I don’t want that crap here in Australia, Miranda. But I can feel it coming. The state of politics at the moment is deplorable, the behavior, the tone of debate – everything. But that’s the time when the public needs writers like you and Andrew Bolt and David Marr and Piers Ackerman and Michelle Grattan and Paul Kelly and Lenore Taylor and Gerard Henderson and Janet Albrechtsen to make it better and make us smarter, not just revel in the apocalypse. I don’t want blowhards in my newspapers who try to compete for who has the most dramatic point of view and who can phrase it in the most outrageous way; I want thinkers. I want people who aren’t fighting to twist every weekly event in the country to fit the ideology they signed up for. I want people with compassion who think about the effect their writing might have on reinforcing prejudices, whipping up fear, on how it might effect the young silent gay kid in the back of the classroom or the grieving family member or the partner of the politician.
And I believe you’re fully capable of doing that, Miranda.
I had a couple of jokes about you in my stand up show this year. When I was in front of a Victorian audience, I said the best way to explain who you are is to imagine if Mr. Devine and Mrs. Devine had a baby, and that baby grew up to be a cunt.

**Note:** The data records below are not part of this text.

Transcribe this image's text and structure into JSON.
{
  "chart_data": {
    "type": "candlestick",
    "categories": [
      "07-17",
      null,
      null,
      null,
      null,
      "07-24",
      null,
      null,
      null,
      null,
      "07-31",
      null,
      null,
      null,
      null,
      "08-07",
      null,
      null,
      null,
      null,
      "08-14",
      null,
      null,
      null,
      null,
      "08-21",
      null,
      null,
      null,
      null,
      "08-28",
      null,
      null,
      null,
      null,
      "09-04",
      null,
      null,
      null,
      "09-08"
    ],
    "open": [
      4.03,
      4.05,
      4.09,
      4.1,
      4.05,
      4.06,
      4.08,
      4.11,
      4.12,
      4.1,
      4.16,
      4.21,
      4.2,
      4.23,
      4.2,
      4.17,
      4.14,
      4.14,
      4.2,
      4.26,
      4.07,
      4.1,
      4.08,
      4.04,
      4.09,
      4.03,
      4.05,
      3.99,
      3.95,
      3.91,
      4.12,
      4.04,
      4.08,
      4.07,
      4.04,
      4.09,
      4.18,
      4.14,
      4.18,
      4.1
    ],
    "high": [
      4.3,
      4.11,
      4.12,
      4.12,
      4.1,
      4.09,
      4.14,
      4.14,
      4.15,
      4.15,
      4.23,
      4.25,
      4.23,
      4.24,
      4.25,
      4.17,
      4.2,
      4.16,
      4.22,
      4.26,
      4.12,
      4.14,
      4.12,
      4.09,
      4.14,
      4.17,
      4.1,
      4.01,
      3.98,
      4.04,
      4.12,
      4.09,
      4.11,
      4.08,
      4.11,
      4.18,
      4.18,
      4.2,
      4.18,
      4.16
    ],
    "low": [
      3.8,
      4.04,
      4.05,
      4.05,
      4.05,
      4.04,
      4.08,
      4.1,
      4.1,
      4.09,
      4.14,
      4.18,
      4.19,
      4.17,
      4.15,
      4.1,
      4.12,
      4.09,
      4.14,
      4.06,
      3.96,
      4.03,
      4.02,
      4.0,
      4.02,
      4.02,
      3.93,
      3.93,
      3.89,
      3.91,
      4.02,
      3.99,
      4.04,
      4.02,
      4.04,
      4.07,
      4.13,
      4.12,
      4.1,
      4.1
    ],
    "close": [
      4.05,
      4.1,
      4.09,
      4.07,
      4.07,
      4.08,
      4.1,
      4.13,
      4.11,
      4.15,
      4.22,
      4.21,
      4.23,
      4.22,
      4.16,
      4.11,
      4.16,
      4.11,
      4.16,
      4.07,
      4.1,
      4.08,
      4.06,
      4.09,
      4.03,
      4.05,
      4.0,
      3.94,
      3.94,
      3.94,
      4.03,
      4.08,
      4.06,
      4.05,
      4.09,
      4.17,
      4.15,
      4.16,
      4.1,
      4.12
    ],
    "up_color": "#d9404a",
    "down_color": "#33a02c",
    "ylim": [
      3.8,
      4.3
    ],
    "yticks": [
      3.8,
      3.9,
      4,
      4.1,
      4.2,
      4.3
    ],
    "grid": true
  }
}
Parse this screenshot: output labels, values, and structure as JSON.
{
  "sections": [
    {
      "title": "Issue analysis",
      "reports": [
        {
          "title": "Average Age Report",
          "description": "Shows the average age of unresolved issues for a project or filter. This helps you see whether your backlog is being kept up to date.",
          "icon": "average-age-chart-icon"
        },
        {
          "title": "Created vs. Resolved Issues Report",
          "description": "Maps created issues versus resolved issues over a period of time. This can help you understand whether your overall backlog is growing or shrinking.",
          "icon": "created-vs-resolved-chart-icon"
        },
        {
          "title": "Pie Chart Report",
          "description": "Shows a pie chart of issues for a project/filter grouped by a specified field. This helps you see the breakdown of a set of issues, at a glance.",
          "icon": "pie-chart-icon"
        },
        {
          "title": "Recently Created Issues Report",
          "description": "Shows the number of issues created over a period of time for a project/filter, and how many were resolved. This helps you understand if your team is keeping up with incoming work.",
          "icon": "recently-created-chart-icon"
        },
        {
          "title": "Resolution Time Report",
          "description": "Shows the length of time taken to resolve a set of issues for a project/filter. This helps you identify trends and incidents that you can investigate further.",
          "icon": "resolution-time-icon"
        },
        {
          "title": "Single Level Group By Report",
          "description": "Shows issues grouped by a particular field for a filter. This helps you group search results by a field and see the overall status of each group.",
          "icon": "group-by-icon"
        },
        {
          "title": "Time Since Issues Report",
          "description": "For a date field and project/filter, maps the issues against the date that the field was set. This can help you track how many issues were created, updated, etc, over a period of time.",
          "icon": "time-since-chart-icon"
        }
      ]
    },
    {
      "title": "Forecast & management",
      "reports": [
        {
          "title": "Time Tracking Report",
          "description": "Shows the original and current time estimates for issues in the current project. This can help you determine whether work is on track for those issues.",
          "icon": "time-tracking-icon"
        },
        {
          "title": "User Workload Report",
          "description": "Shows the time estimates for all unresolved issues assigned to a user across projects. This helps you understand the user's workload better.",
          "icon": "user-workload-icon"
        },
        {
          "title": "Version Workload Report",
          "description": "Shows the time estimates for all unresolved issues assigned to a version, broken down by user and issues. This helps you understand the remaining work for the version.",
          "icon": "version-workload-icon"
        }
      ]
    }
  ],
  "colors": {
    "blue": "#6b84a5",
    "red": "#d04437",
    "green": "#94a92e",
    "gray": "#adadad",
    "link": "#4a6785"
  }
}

Was it a cheap shot? Sure. But KFC chips are cheap and they’re still fucking delicious.
Demonization is really easy. You just flick off that switch in your brain that tells you all human beings have feelings, cook up some good imagery, throw in a joke or two to use as a defence when people get offended and off you go. It’s easy; I’ve been doing it throughout this letter because it gets laughs.
I think you can be better than that. You’re clearly an intelligent person who is passionate about public debate, moral dilemmas and the challenges facing this country. You’re extremely well read, you’re fluent in Japanese, you’re a patriot, I’ve seen you be downright funny on Q&A and the small piece you wrote about the Salvos a little while ago was lovely and worthy without being mawkish.
But you write a lot of shit, Miranda, and it’s poisonous. You changed my life with your writing because you made me want to be so much better than both it and what it represents. I’m trying to be a better a person and not give in to the fear and the petty malice that bleeds through a lot of your work; the fear and petty malice that I see everywhere and that I know is within me.
I’m not trampling on your freedom of speech. Of course you have a right to have an opinion, to express that opinion. And you clearly have a huge readership and you get paid very well and you’ll continue your career for as long as you want to, probably.
I just want to remind you that strong, evidence-based, compassionate, soaring commentary can truly make a difference to conversations and beliefs and lives. You are privileged to do what you do, as am I, as is anyone who gets to float and discuss ideas for a living. It’s a job to be treated seriously. Through your bad example, you’ve taught me to respect that.
I saw you once, Miranda. In the flesh. That sounds creepy, but hear me out. I was at the Daily Telegraph, in the foyer, waiting to go in to do an interview. And you walked out of the hall and used your swipe card and the automatic doors whipped open and you just kept walking, straight ahead, stone-faced. A real human being just going home to her family after another day at work.
Please write back, Miranda; it’d be great to hear from you.